PDF(Pubmed)
Abstract:
NF1 microdeletion syndrome, accounting for 5-11% of NF1 patients, is caused by a deletion in the NF1 region and it is generally characterized by a severe phenotype. Although 70% of NF1 microdeletion patients presents the same 1.4 Mb type-I deletion, some patients may show additional clinical features. Therefore, the contribution of several pathogenic mechanisms, besides haploinsufficiency of some genes within the deletion interval, is expected and needs to be defined.

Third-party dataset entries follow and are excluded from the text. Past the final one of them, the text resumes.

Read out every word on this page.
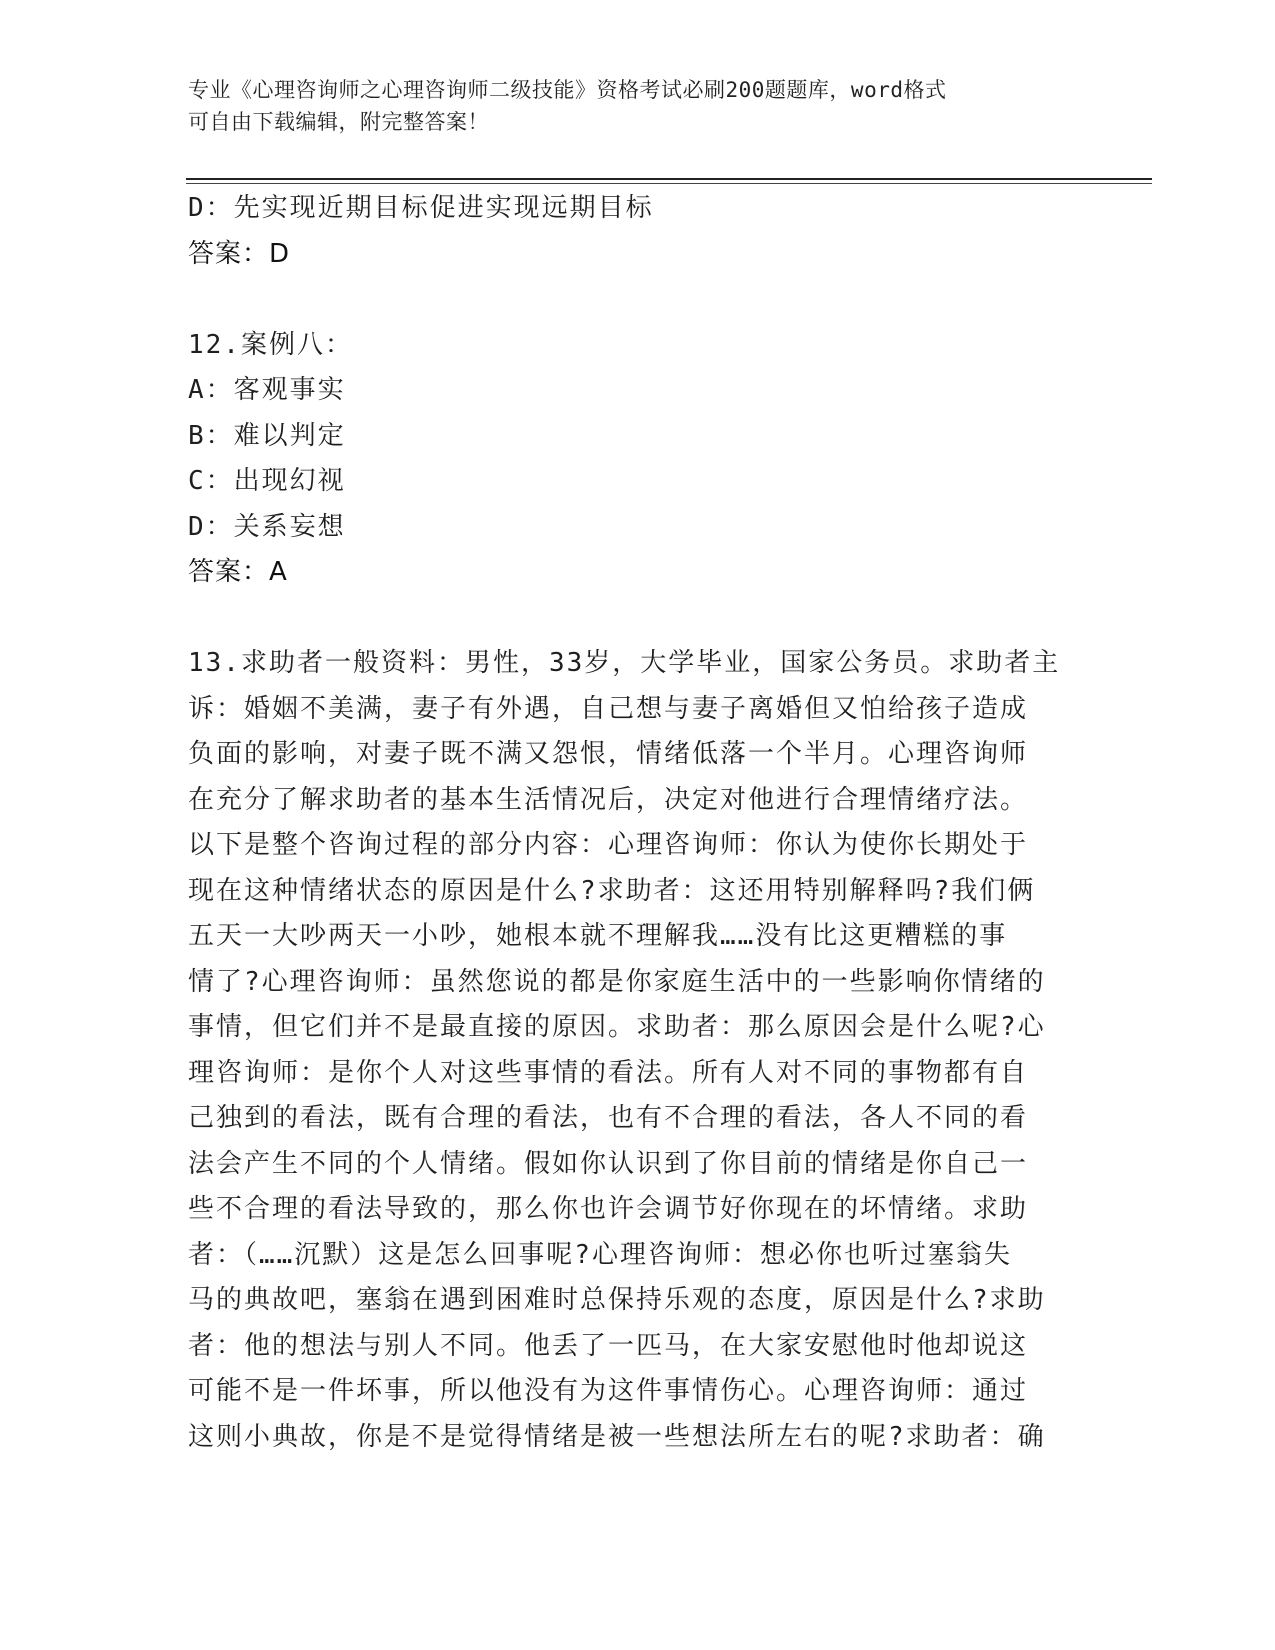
专业《心理咨询师之心理咨询师二级技能》资格考试必刷200题题库，word格式
可自由下载编辑，附完整答案！

D：先实现近期目标促进实现远期目标

答案：D

12.案例八：

A：客观事实

B：难以判定

C：出现幻视

D：关系妄想

答案：A

13.求助者一般资料：男性，33岁，大学毕业，国家公务员。求助者主

诉：婚姻不美满，妻子有外遇，自己想与妻子离婚但又怕给孩子造成

负面的影响，对妻子既不满又怨恨，情绪低落一个半月。心理咨询师

在充分了解求助者的基本生活情况后，决定对他进行合理情绪疗法。

以下是整个咨询过程的部分内容：心理咨询师：你认为使你长期处于

现在这种情绪状态的原因是什么?求助者：这还用特别解释吗?我们俩

五天一大吵两天一小吵，她根本就不理解我……没有比这更糟糕的事

情了?心理咨询师：虽然您说的都是你家庭生活中的一些影响你情绪的

事情，但它们并不是最直接的原因。求助者：那么原因会是什么呢?心

理咨询师：是你个人对这些事情的看法。所有人对不同的事物都有自

己独到的看法，既有合理的看法，也有不合理的看法，各人不同的看

法会产生不同的个人情绪。假如你认识到了你目前的情绪是你自己一

些不合理的看法导致的，那么你也许会调节好你现在的坏情绪。求助

者：（……沉默）这是怎么回事呢?心理咨询师：想必你也听过塞翁失

马的典故吧，塞翁在遇到困难时总保持乐观的态度，原因是什么?求助

者：他的想法与别人不同。他丢了一匹马，在大家安慰他时他却说这

可能不是一件坏事，所以他没有为这件事情伤心。心理咨询师：通过

这则小典故，你是不是觉得情绪是被一些想法所左右的呢?求助者：确
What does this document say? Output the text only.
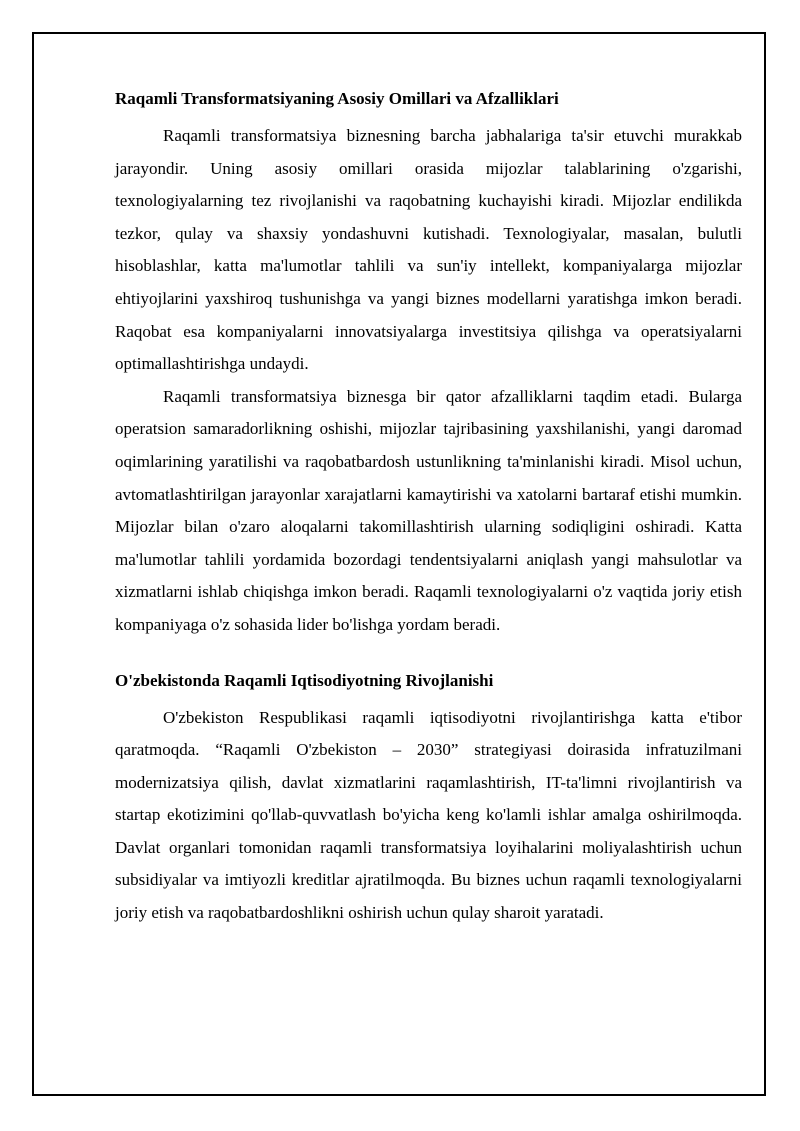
Raqamli Transformatsiyaning Asosiy Omillari va Afzalliklari

Raqamli transformatsiya biznesning barcha jabhalariga ta'sir etuvchi murakkab jarayondir. Uning asosiy omillari orasida mijozlar talablarining o'zgarishi, texnologiyalarning tez rivojlanishi va raqobatning kuchayishi kiradi. Mijozlar endilikda tezkor, qulay va shaxsiy yondashuvni kutishadi. Texnologiyalar, masalan, bulutli hisoblashlar, katta ma'lumotlar tahlili va sun'iy intellekt, kompaniyalarga mijozlar ehtiyojlarini yaxshiroq tushunishga va yangi biznes modellarni yaratishga imkon beradi. Raqobat esa kompaniyalarni innovatsiyalarga investitsiya qilishga va operatsiyalarni optimallashtirishga undaydi.

Raqamli transformatsiya biznesga bir qator afzalliklarni taqdim etadi. Bularga operatsion samaradorlikning oshishi, mijozlar tajribasining yaxshilanishi, yangi daromad oqimlarining yaratilishi va raqobatbardosh ustunlikning ta'minlanishi kiradi. Misol uchun, avtomatlashtirilgan jarayonlar xarajatlarni kamaytirishi va xatolarni bartaraf etishi mumkin. Mijozlar bilan o'zaro aloqalarni takomillashtirish ularning sodiqligini oshiradi. Katta ma'lumotlar tahlili yordamida bozordagi tendentsiyalarni aniqlash yangi mahsulotlar va xizmatlarni ishlab chiqishga imkon beradi. Raqamli texnologiyalarni o'z vaqtida joriy etish kompaniyaga o'z sohasida lider bo'lishga yordam beradi.

O'zbekistonda Raqamli Iqtisodiyotning Rivojlanishi

O'zbekiston Respublikasi raqamli iqtisodiyotni rivojlantirishga katta e'tibor qaratmoqda. “Raqamli O'zbekiston – 2030” strategiyasi doirasida infratuzilmani modernizatsiya qilish, davlat xizmatlarini raqamlashtirish, IT-ta'limni rivojlantirish va startap ekotizimini qo'llab-quvvatlash bo'yicha keng ko'lamli ishlar amalga oshirilmoqda. Davlat organlari tomonidan raqamli transformatsiya loyihalarini moliyalashtirish uchun subsidiyalar va imtiyozli kreditlar ajratilmoqda. Bu biznes uchun raqamli texnologiyalarni joriy etish va raqobatbardoshlikni oshirish uchun qulay sharoit yaratadi.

We investigated an altered expression of deletion flanking genes by qPCR in patients with type-1 NF1 deletion, compared to healthy donors, possibly contributing to the clinical traits of NF1 microdeletion syndrome. In addition, the 1.4-Mb deletion leads to changes in the 3D chromatin structure in the 17q11.2 region. Specifically, this deletion alters DNA-DNA interactions in the regions flanking the breakpoints, as demonstrated by our 4C-seq analysis. This alteration likely causes position effect on the expression of deletion flanking genes.Interestingly, 4C-seq analysis revealed that in microdeletion patients, an interaction was established between the RHOT1 promoter and the SLC6A4 gene, which showed increased expression. We performed NGS on putative modifier genes, and identified two \"likely pathogenic\" rare variants in RAS pathway, possibly contributing to incidental phenotypic features.This study provides new insights into understanding the pathogenesis of NF1 microdeletion syndrome and suggests a novel pathomechanism that contributes to the expression phenotype in addition to haploinsufficiency of genes located within the deletion.This is a pivotal approach that can be applied to unravel microdeletion syndromes, improving precision medicine, prognosis and patients\' follow-up.
摘要:
NF1微缺失综合征,占NF1患者的5-11%,由NF1区域中的缺失引起,并且其通常以严重表型为特征。虽然70%的NF1微缺失患者表现出相同的1.4MbI型缺失,一些患者可能表现出额外的临床特征。因此,几种致病机制的贡献,除了缺失区间内某些基因的单倍体不足,是预期的,需要定义。我们通过qPCR研究了1型NF1缺失患者中缺失侧翼基因的表达改变,与健康的捐赠者相比,可能有助于NF1微缺失综合征的临床特征。此外,1.4Mb缺失导致17q11.2区域的3D染色质结构发生变化。具体来说,这种缺失改变了断点侧翼区域的DNA-DNA相互作用,正如我们的4C-seq分析所证明的那样。这种改变可能导致对缺失侧翼基因表达的位置效应。有趣的是,4C-seq分析显示,在微缺失患者中,在RHOT1启动子和SLC6A4基因之间建立了相互作用,显示表达增加。我们对推定的修饰基因进行了NGS,并确定了RAS途径中的两种“可能致病”罕见变异,可能有助于偶然的表型特征。这项研究为理解NF1微缺失综合征的发病机理提供了新的见解,并提出了一种新的病理机制,除了位于缺失内的基因的单倍体不足外,还有助于表达表型。这是一种关键的方法,可以应用于解开微缺失综合征,改善精准医学,预后和患者随访。